Report – Week 10: (Chapter 19) Reinforcement Learning

Presenter: Marc Gläser

Date: 29.01.2026

Summary

Overview

Reinforcement Learning (RL): A framework in which an agent learns a policy $\pi$ to map states to actions in an environment, aiming to maximize the cumulative reward over time.

Key Challenges: - Temporal Credit Assignment: Determining which past action caused a current reward is hard. - Exploration vs. Exploitation: Balancing trying new actions (gathering data) vs. using known best actions (maximizing reward).

1. Markov Decision Processes (MDPs)

Mathematical formalization of the RL problem: Definitions: - State ($s \in \mathcal{S}$): Complete description of the world configuration. (Everything is a state) - Action ($a \in \mathcal{A}$): discrete or continuous choices available to the agent. (For example left, right, up, down) - Transition ($P(s'|s, a)$): Probability of moving to state $s'$ given action $a$ in state $s$. (Can be 1 but normally isn't) - Reward ($r(s, a)$): Immediate scalar feedback signal. - Discount Factor ($\gamma \in [0, 1]$): Weights future rewards. Ensures convergence.

Goal: Maximize the Expected Return ($G_t$):

$$G_t = \sum_{k=0}^{\infty} \gamma^k r_{t+k+1}$$

2. Value Functions & Bellman Equations

To solve the credit assignment problem, we estimate the long-term value of states:

Value Definitions: - State-Value Function $v_{\pi}(s)$: Expected return starting from $s$ following policy $\pi$. - Action-Value Function $q_{\pi}(s, a)$: Expected return taking action $a$ in $s$, then following $\pi$.

The Bellman Expectation Equation:

Decomposes value into immediate reward + discounted value of successor state.

$$v_{\pi}(s) = \sum_a \pi(a|s) \sum_{s'} P(s'|s,a) [r + \gamma v_{\pi}(s')]$$

3. Learning Paradigms

Different options for computing these values are:

Method	Description	Characteristics
Dynamic Programming (DP)	Solves Bellman equations iteratively using the true Transition model $P$. (which we normally dont have)	Model-Based. Requires full knowledge of environment.
Monte Carlo (MC)	Estimates value by averaging returns $G_t$ from complete episodes.	Model-Free. High variance, unbiased. Requires termination.
Temporal Difference (TD)	Updates estimates based on other estimates (bootstrapping) after a single step.	Model-Free. Lower variance, biased. Update target: $r + \gamma v(s')$.

4. Value-Based Methods

Strategy: Learn the optimal action-value function $q^*(s,a)$ and define policy as $\pi(s) = \text{argmax}_a q(s,a)$.

Tabular Q-Learning (TD Control): Updates $q$-values toward the optimal future value (off-policy), regardless of the actual action taken next.

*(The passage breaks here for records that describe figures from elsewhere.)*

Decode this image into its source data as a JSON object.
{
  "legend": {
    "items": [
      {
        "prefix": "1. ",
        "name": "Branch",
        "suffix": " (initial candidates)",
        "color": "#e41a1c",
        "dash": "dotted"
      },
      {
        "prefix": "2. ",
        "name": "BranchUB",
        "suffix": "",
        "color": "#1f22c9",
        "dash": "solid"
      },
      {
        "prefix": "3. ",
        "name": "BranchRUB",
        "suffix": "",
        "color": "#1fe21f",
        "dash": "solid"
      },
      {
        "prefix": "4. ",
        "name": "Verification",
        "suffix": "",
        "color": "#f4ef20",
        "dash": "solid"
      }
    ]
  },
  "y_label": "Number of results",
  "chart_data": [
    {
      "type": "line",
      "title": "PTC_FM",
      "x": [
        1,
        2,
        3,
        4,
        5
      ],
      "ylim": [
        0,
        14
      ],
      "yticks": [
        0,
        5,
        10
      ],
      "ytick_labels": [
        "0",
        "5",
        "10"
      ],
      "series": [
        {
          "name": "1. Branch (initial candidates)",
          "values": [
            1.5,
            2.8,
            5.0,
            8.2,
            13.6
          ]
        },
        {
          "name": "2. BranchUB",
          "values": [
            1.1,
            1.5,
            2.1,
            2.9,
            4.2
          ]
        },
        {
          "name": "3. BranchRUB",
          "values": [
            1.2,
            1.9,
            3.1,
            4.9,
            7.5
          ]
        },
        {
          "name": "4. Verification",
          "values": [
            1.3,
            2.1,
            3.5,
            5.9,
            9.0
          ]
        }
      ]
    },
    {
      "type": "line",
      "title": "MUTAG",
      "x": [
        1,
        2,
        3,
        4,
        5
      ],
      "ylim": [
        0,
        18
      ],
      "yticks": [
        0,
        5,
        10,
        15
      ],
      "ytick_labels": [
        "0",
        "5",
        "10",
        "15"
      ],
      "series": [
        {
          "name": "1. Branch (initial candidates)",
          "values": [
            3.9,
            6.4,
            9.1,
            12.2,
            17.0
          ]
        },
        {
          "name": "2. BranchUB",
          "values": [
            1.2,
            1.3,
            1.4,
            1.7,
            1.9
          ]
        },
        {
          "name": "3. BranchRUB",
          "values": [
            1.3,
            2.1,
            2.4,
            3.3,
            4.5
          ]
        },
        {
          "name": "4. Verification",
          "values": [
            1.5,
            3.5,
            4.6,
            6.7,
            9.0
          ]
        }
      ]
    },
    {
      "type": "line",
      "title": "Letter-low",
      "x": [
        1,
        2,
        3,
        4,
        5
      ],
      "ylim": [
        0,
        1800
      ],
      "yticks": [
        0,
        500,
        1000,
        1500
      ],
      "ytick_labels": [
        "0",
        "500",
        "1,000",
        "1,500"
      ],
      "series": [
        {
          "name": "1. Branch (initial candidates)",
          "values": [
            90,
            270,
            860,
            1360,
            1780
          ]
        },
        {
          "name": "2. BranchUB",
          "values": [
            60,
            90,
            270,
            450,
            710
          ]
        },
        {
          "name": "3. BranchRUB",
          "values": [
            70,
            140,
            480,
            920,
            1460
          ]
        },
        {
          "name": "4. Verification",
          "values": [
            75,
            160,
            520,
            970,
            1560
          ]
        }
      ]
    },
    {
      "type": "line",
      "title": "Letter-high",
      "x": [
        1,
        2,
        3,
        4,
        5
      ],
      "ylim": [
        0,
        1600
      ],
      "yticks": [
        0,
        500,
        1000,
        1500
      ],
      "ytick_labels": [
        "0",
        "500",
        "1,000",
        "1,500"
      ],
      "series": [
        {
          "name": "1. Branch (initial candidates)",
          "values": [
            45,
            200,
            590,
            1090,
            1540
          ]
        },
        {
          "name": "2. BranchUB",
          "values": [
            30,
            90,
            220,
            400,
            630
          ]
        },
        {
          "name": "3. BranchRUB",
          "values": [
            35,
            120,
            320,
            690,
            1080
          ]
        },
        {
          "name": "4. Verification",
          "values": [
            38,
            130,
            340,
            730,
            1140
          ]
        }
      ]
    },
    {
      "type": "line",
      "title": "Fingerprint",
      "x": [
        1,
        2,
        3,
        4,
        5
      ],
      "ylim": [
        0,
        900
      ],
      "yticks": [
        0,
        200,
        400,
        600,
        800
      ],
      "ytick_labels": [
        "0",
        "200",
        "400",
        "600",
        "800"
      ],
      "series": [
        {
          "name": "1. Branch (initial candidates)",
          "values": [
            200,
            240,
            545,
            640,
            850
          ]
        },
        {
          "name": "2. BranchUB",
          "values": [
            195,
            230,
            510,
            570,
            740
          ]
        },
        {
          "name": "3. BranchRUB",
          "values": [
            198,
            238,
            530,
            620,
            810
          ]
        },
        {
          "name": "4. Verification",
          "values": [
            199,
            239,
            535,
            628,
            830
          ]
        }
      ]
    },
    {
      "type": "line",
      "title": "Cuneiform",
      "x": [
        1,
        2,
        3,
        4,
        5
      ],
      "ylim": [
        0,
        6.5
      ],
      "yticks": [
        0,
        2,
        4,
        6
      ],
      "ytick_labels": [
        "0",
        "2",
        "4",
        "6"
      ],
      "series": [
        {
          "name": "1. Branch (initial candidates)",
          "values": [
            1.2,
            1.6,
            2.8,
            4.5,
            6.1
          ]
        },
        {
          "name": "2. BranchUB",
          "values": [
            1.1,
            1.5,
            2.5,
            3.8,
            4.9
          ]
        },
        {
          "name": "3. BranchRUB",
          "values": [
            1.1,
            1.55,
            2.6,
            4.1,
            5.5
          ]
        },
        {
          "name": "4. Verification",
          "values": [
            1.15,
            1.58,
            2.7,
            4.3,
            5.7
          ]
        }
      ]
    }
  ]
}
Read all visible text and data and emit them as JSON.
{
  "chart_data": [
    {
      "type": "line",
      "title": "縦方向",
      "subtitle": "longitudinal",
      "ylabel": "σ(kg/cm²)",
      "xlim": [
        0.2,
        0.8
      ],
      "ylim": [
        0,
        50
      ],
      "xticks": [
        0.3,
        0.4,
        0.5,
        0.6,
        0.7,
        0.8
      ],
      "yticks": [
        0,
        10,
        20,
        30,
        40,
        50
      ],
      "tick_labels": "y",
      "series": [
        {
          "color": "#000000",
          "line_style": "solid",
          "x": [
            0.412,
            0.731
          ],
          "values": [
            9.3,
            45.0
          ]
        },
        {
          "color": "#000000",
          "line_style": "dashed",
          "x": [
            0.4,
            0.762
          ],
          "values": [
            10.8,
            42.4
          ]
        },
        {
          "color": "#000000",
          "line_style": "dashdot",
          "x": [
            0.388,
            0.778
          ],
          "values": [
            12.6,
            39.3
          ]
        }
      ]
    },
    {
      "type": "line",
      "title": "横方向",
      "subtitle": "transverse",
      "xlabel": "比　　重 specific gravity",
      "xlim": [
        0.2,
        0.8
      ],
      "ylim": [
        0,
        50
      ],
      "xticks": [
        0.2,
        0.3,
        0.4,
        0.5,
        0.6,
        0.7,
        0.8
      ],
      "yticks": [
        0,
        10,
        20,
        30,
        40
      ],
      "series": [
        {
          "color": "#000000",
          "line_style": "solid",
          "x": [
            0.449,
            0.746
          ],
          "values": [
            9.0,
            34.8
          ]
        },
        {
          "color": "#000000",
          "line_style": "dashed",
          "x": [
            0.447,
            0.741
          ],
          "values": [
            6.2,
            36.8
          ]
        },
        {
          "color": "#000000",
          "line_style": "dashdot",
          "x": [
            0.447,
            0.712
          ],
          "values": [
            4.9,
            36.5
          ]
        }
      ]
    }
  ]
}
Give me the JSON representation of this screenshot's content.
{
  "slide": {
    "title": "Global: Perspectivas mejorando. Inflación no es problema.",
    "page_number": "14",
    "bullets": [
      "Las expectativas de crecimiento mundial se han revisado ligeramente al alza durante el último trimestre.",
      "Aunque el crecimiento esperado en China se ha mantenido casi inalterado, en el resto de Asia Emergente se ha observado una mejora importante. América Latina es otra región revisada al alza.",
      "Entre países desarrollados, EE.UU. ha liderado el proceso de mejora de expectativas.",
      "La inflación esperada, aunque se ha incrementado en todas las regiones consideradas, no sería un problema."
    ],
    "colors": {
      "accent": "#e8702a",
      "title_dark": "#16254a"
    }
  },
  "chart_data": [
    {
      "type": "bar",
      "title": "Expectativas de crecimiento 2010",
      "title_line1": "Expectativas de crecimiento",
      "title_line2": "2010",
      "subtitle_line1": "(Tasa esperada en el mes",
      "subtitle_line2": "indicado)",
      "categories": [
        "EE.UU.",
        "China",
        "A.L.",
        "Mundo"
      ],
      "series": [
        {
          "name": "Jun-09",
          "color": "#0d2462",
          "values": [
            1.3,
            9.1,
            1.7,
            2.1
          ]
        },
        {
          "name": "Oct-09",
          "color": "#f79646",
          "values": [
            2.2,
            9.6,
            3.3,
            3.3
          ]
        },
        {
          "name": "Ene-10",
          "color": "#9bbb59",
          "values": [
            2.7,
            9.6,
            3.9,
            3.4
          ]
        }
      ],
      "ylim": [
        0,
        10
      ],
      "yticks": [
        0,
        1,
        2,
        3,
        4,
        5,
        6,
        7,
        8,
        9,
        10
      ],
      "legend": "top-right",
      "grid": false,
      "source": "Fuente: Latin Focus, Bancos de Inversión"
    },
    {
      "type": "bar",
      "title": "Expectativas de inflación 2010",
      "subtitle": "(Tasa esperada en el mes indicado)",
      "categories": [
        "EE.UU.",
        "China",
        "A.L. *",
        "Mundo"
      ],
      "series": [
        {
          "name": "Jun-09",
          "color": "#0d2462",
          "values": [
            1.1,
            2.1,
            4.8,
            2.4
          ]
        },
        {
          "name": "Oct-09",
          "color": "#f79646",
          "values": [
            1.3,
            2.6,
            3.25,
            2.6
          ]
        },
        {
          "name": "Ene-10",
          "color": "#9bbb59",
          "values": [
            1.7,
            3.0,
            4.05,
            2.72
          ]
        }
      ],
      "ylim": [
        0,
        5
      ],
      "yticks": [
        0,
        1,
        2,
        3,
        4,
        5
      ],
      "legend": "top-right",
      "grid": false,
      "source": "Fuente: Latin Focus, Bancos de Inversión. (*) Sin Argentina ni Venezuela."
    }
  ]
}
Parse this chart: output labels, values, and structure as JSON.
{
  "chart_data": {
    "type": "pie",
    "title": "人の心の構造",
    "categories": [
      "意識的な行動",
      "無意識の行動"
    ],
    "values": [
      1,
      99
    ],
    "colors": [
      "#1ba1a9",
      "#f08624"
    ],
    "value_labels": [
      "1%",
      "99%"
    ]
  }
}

$$q(s,a) \leftarrow q(s,a) + \alpha [r + \gamma \max_{a'} q(s', a') - q(s,a)]$$

Deep Q-Learning (DQN):

Approximates the table with a Neural Network $f[s, \phi] \approx q^(s,a)$. - Loss Function: $\mathcal{L}(\phi) = (y - q(s, a, \phi))^2$ - Target ($y$):* $r + \gamma \max_{a'} q(s', a', \phi^-)$

Stability Modifications:

Experience Replay: Buffer $\mathcal{D}$ stores transitions $(s,a,r,s')$. Random sampling breaks temporal correlation.
Target Networks: Uses frozen parameters $\phi^-$ to compute targets, preventing "chasing your own tail."
Double DQN (DDQN):
- Problem: Max operator in Q-learning systematically overestimates values.
- Solution: Decouple selection (online net $\phi$) and evaluation (target net $\phi^-$).
- Target: $y = r + \gamma q(s', \text{argmax}_{a'} q(s', a', \phi), \phi^-)$.

5. Policy-Based Methods (Policy Gradients)

Strategy: Parameterize the policy $\pi(a|s, \theta)$ directly and optimize expected return $J(\theta)$ via Gradient Ascent.

The Policy Gradient Theorem:

The gradient update is calculated by using the Formular:

$$ \theta \leftarrow \theta+\alpha \cdot \frac{1}{I} \sum_{i=1}^I \sum_{t=1}^T \frac{\partial \log \left[\pi\left[a_{i t} \mid \mathrm{s}{i t}, \theta\right]\right]}{\partial \theta} \sum{k=t}^T r_{i, k+1} . $$

REINFORCE (Monte Carlo PG):

Uses the full actual return $G_t$ from the episode. - Issue: High variance because $G_t$ depends on long stochastic trajectories.

Actor-Critic (TD PG): Reduces variance by replacing $G_t$ with a lower-variance estimate. - Actor ($\theta$): Updates policy using the Advantage. - Critic ($\phi$): Learns value function $v(s, \phi)$ to compute the baseline. - Advantage Function: Quantifies how much better an action was than expected. $$A(s_t, a_t) = \underbrace{r_t + \gamma v(s_{t+1}, \phi)}{\text{TD Target}} - \underbrace{v(s_t, \phi)}{\text{Baseline}}$$

Discussion Notes

What is reward?

A reward indicates how good or bad an action is after leaving a state. An example is collecting some coin in video games such as the Super mario games.

How can penalties be integrated?

Penalties can be included by assigning negative values to the rewards.

What problems occur when the reward are noisy?

For Q-Learning, when the policy selects the action with the maximum state-action value, this will often be overestimated due to noise. This leads to overreaction and can result in a chain reaction, which causes even more overreactions.

In which order the actor and critic is performed?

In general, the actor are critic are executed in an alternating order. However, in the book it is not specified, how often it is performed.

How does the baseline need to be understood?

The baseline is used to reduce the variance, which is typically high in policy gradient methods.

When the optimal state values are known, what is the relation to the optimal policy?

The optimal policy can be inferred by choosing the next action with the highest state value. This is a greedy approach.

References

Understand Deep Learning